Mezz’ora più tardi, Castle e Beckett fecero la loro entrata al distretto. Appena li vide, la Gates li chiamò nel suo ufficio e chiese alla donna un rapporto completo di quello che era successo la sera prima. L’aveva già sentito dallo scrittore, ma voleva anche la sua versione. Quando la detective ebbe concluso, videro arrivare Ryan ad Esposito e uscirono dall’ufficio per incontrarsi con loro davanti alla lavagna segnata con il caso Smith. Stranamente li seguì anche il capitano. Voleva essere informata su tutte le novità di quel caso in tempo reale. Quando i due detective videro Kate le sorrisero sollevati.
“Bentornata Beckett. Se volevi ancora ferie bastava chiedere! Non credo ci fosse bisogno di farsi fare a pezzetti…” la salutò Ryan.
“Cercherò di seguire il tuo consiglio” rispose la donna ridendo. Poi tornò più seria. “Allora avete qualcosa di nuovo?”
“Dipende da cosa vuoi partire” disse Esposito, mentre attaccava alla lavagna una foto di Max Kastor. “C’è ne per tutti i gusti. Smith o Kastor?” Beckett girò appena la testa per lanciare un’occhiata alla porta della stanza interrogatori dove Rick le aveva detto essere il suo salvatore. Si morse il labbro inferiore incerta. Il caso Smith o il caso Beckett?

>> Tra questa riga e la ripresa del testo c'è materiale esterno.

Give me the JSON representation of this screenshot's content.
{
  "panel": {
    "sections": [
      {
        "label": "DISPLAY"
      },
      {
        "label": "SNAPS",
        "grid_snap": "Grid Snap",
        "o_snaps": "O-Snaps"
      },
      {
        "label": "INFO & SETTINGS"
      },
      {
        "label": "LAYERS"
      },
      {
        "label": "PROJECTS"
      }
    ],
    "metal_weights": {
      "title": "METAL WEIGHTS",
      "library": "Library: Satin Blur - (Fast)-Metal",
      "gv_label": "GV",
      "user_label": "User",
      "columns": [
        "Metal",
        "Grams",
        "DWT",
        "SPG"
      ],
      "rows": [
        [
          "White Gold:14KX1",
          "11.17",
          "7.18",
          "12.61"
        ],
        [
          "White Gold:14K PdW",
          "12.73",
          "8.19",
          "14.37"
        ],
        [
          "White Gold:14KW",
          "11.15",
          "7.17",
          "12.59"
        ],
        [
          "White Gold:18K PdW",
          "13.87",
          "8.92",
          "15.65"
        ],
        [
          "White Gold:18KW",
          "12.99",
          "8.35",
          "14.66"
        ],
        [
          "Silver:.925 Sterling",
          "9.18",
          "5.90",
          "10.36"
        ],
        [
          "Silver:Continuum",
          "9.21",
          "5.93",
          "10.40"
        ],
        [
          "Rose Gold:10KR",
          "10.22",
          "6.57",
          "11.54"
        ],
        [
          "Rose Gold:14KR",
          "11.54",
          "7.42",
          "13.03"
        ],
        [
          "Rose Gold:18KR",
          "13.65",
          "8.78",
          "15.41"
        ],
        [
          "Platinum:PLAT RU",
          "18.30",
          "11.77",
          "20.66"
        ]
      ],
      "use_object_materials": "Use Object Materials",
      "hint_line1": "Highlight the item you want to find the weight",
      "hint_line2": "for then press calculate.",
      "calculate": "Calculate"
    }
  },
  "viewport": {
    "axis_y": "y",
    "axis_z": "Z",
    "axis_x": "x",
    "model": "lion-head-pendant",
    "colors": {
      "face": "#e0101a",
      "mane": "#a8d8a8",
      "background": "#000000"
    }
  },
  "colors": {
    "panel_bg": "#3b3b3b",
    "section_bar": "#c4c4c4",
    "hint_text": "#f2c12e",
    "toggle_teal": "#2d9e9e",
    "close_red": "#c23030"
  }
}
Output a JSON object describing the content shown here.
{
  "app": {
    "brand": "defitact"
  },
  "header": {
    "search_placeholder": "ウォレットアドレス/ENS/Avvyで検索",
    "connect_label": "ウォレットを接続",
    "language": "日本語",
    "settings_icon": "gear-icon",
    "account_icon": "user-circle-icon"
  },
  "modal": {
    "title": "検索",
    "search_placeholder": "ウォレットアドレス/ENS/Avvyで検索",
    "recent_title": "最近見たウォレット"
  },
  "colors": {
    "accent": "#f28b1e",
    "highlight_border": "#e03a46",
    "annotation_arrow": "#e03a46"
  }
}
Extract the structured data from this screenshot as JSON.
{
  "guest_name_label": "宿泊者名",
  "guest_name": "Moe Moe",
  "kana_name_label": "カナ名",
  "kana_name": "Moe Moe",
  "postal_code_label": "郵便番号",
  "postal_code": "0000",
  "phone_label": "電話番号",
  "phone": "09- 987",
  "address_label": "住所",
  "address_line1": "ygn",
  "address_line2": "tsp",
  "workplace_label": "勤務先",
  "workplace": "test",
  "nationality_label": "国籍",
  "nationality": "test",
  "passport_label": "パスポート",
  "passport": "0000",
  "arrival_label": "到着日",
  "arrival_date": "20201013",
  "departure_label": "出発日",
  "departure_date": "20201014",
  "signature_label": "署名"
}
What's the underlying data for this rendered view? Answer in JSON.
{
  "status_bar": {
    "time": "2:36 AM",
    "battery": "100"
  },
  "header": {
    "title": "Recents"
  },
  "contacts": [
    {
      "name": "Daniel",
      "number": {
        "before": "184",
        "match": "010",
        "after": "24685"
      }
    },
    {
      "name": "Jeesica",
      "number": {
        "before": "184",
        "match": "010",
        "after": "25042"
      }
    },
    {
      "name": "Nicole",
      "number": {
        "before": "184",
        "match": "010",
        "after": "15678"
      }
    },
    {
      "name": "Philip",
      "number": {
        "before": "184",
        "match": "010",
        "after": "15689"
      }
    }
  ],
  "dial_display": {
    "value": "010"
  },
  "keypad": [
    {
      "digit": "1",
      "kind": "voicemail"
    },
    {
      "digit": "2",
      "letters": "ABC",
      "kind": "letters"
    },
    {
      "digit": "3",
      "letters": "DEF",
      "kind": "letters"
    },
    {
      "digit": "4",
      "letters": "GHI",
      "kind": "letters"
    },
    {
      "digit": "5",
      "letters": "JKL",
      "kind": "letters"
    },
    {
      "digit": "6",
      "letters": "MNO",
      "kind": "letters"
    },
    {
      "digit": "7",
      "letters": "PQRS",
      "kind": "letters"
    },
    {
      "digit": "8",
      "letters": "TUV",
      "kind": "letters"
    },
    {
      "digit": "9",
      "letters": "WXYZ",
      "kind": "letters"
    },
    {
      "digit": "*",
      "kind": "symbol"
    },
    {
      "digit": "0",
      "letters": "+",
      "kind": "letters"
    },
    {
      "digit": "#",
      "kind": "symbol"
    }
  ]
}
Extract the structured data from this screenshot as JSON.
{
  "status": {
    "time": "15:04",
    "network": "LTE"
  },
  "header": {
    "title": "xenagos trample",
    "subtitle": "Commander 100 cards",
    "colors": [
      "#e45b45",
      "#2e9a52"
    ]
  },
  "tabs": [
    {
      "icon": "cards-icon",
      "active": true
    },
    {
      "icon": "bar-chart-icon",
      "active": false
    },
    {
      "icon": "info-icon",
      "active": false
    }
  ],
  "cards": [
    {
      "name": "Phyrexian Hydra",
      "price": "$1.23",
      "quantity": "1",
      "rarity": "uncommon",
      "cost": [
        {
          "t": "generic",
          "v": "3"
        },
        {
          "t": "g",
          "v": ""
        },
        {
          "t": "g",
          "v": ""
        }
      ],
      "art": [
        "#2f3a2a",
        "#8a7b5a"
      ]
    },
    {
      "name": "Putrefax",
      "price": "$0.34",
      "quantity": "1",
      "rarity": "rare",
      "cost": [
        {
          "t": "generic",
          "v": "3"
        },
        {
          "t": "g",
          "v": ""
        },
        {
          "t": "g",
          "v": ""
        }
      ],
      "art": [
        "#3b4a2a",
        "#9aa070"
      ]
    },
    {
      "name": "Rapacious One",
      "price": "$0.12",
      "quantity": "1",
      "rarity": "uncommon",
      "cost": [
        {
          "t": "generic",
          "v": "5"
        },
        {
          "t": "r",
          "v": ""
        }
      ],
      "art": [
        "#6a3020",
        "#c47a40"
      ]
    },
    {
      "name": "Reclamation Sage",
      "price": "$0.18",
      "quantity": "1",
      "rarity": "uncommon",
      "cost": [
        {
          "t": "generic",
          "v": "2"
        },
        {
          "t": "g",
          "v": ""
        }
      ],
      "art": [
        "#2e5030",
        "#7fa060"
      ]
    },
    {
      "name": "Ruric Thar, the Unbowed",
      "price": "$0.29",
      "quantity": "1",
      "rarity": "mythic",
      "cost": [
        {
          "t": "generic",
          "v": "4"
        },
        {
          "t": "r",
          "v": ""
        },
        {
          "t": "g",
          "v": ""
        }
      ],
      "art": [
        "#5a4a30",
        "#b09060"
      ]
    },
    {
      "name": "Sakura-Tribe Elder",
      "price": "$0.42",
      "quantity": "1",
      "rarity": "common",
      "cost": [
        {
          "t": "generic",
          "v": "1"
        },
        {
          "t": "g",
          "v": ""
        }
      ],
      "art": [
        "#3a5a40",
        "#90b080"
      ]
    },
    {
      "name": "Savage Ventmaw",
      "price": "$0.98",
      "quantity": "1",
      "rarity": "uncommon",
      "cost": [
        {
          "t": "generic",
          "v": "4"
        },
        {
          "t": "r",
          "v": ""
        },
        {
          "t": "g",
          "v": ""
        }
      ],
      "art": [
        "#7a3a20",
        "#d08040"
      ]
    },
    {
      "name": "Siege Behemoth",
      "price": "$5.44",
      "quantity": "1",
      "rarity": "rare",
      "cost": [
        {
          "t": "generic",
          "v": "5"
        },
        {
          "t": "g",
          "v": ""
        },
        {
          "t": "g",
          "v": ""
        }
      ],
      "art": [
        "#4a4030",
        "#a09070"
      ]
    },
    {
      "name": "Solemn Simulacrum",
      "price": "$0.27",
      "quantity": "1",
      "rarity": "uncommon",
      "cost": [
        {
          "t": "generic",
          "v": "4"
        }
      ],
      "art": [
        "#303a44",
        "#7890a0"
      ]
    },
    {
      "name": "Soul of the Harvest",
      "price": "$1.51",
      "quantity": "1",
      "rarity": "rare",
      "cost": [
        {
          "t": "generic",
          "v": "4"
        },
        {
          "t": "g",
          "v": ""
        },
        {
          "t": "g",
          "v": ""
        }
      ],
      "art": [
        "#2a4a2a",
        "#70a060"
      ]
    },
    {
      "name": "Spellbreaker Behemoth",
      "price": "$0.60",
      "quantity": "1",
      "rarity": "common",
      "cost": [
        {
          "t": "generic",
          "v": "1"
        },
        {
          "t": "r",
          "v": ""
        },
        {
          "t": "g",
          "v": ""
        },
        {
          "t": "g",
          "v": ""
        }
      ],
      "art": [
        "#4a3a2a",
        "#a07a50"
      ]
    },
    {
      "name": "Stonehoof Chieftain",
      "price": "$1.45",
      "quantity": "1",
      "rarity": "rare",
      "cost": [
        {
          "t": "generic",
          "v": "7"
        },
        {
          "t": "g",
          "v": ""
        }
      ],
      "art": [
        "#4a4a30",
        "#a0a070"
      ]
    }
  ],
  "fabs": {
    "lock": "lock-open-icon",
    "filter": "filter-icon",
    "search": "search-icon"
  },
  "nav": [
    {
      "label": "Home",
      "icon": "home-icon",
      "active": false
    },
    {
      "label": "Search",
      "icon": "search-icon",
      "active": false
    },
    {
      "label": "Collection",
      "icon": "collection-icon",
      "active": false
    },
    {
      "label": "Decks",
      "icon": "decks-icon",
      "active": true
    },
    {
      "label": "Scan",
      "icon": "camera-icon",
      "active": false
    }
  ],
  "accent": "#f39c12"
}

“Parti da Smith” dichiarò dopo qualche secondo, appoggiandosi a braccia conserte si schiena alla sua scrivania. Castle le si posizionò subito accanto. La Gates appena più in là di loro, in piedi. Esposito annuì e cominciò.
“Allora, per prima cosa la scientifica ha concluso gli esami balistici sulla pistola ritrovata in mano a Maddox. È la stessa arma che ha ucciso Smith.”
“Quindi l’ha ucciso davvero lui…” commentò Castle con un sospiro.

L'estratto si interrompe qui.